Sempre que escrevo um poema, um poeta de verdade se remexe no túmulo, por dor ou por pena

terça-feira, 30 de abril de 2013

And the Raven, never flitting, still is sitting, still is sitting
On the pallid bust of Pallas just above my chamber door;
And his eyes have all the seeming of a demon that is dreaming,
And the lamp-light o'er him streaming throws his shadow on the floor,
And my soul from out that shadow that lies floating on the floor
Shall be lifted - nevermore!

The Raven - Edgar Allan Poe.

E o corvo, na noite infinda, está ainda, está ainda
No alvo busto de Atena que há por sobre os meus umbrais.
Seu olhar tem a medonha cor de um demônio que sonha,
E a luz lança-lhe a tristonha sombra no chão há mais e mais,
Libertar-se-á... nunca mais!

tradução por Fernando Pessoa.

N
E
V
E
R
M
O
R
E

segunda-feira, 22 de abril de 2013

Morrer é uma merda



Morrer é uma merda. Não falo isso porque estou morta, quem dera pudesse ser Brás Cubas e compor essas memórias do além-túmulo.  Mas quando se morre a memória fica aí e as pessoas fazem dela o que quiser. É um eterno falar pelas costas. Espero que do céu ou do inferno as orelhas não queimem, não devem, assim como a mão não deve coçar indicando dinheiro. Morrer deve ser realmente uma merda, mas merda pior ainda é continuar  vivo e ver o eterno falar pelas costas, e não as nossas. Tenho usado muito a palavra merda, mas não se assuste caro leitor, ainda é menos impactante que desgraça, embora desgraça reflita melhor a atual situação. Nunca pensei que merda poderia ser uma palavra usada quase como eufemismo. Tenho perdido bastante tempo revisando os últimos acontecimentos, encaixando fatos, reclassificando frases a esmo. Cada dia é uma descoberta nova e estúpida. Não sei quando isso vai parar. Logo eu, essa pessoa, que se pudesse deixava a vida sempre como está.
Agora tenho que conviver com a eterna desgraça de só saber a versão do Dom Casmurro.
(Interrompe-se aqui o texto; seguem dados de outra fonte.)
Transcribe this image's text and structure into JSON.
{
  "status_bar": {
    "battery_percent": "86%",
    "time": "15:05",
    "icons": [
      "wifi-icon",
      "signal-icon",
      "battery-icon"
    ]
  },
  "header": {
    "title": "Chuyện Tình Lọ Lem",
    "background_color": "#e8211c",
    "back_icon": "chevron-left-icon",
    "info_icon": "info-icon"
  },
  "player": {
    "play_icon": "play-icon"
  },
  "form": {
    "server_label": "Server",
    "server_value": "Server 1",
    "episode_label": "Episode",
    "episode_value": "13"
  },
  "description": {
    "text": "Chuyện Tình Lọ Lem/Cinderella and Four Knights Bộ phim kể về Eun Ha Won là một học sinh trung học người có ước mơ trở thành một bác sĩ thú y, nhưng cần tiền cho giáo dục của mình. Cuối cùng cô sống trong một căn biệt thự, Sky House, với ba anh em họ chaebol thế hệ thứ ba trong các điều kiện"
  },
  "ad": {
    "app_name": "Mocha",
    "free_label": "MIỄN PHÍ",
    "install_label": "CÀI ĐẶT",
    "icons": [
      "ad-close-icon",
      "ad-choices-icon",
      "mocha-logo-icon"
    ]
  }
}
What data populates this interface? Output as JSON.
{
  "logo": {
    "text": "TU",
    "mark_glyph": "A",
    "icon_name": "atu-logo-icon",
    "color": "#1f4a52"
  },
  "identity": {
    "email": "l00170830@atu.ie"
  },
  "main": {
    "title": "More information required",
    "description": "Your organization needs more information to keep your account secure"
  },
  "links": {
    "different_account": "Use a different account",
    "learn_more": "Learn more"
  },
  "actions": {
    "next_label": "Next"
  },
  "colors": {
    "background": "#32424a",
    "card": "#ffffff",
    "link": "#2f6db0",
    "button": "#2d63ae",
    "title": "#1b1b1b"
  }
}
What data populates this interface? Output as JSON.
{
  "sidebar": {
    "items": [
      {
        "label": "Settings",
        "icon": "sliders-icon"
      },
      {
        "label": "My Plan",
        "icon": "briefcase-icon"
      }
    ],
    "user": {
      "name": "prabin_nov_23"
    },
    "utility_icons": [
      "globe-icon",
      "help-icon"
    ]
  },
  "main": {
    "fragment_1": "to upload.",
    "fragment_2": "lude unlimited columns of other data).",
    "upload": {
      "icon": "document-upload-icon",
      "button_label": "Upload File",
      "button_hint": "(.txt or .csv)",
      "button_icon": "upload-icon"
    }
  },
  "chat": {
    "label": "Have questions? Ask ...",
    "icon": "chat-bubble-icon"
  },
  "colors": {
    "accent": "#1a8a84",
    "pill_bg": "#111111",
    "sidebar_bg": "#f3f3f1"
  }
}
domingo, 21 de abril de 2013

o amor e a morte





Caio escreveu, certa vez, em pequenas epifanias, que a perda  do amor é igual a perda da morte, só que dói mais. Parece hediondo e mesquinho pensar assim. Poucos temos coragem de assumir que é a pura verdade. Na morte, pouco a pouco, e involuntariamente, a memória nos trai e quando percebemos não mais nos lembramos de determinado traço da pessoa. Esquecemos sua voz, seu cheiro. Não estou dizendo aqui que essas coisas nunca voltem, basta pegar qualquer livro do Proust ao acaso para demonstrar em exemplos como às vezes essas coisas voltam à “vida”.  Na morte a dor é intensa e profunda, mas é a dor de um nunca mais, nevermore. Sabemos, e nossa mente e o nosso coração, que não encontraremos com a pessoa jamais, que ela não esbarrará conosco em certa esquina, que ela não nos telefonará e que não veremos fotos recentes espalhadas pela internet. Sabemos que ela está morta. Na perda do amor, a nossa mente também sabe – embora nos traia – que a pessoa morreu de certa forma, mas o acaso sempre está aí para brindar-nos com um encontro nesse mundo extremamente pequeno. A perda do amor dói mais. A perda da morte cava um buraco profundo, uma ferida aberta, mas que se sabe sem remédio. A perda do amor deixa a ferida aberta, sempre aberta para que se aperte até que saia mais sangue, tem remédio, mas não ao nosso alcance. A perda da morte tira do rosto das pessoas os traços que queremos lembrar. A perda do amor está sempre aí  nos lembrando que a pessoa está viva, mas morta. 

“Beatriz Viterbo murió en 1929. [...]
Nuestra mente es porosa para el olvido; yo mismo estoy falseando y perdiendo, bajo la trágica erosión de los años, los rasgos de Beatriz.” (el aleph, J.L.B)

quinta-feira, 18 de abril de 2013

terça-feira, 2 de abril de 2013

e a gente se pergunta se ama a pessoa por ela ser, ou se ama pelo que achamos que ela é.
e amamos. e amar é um mal sem remédio.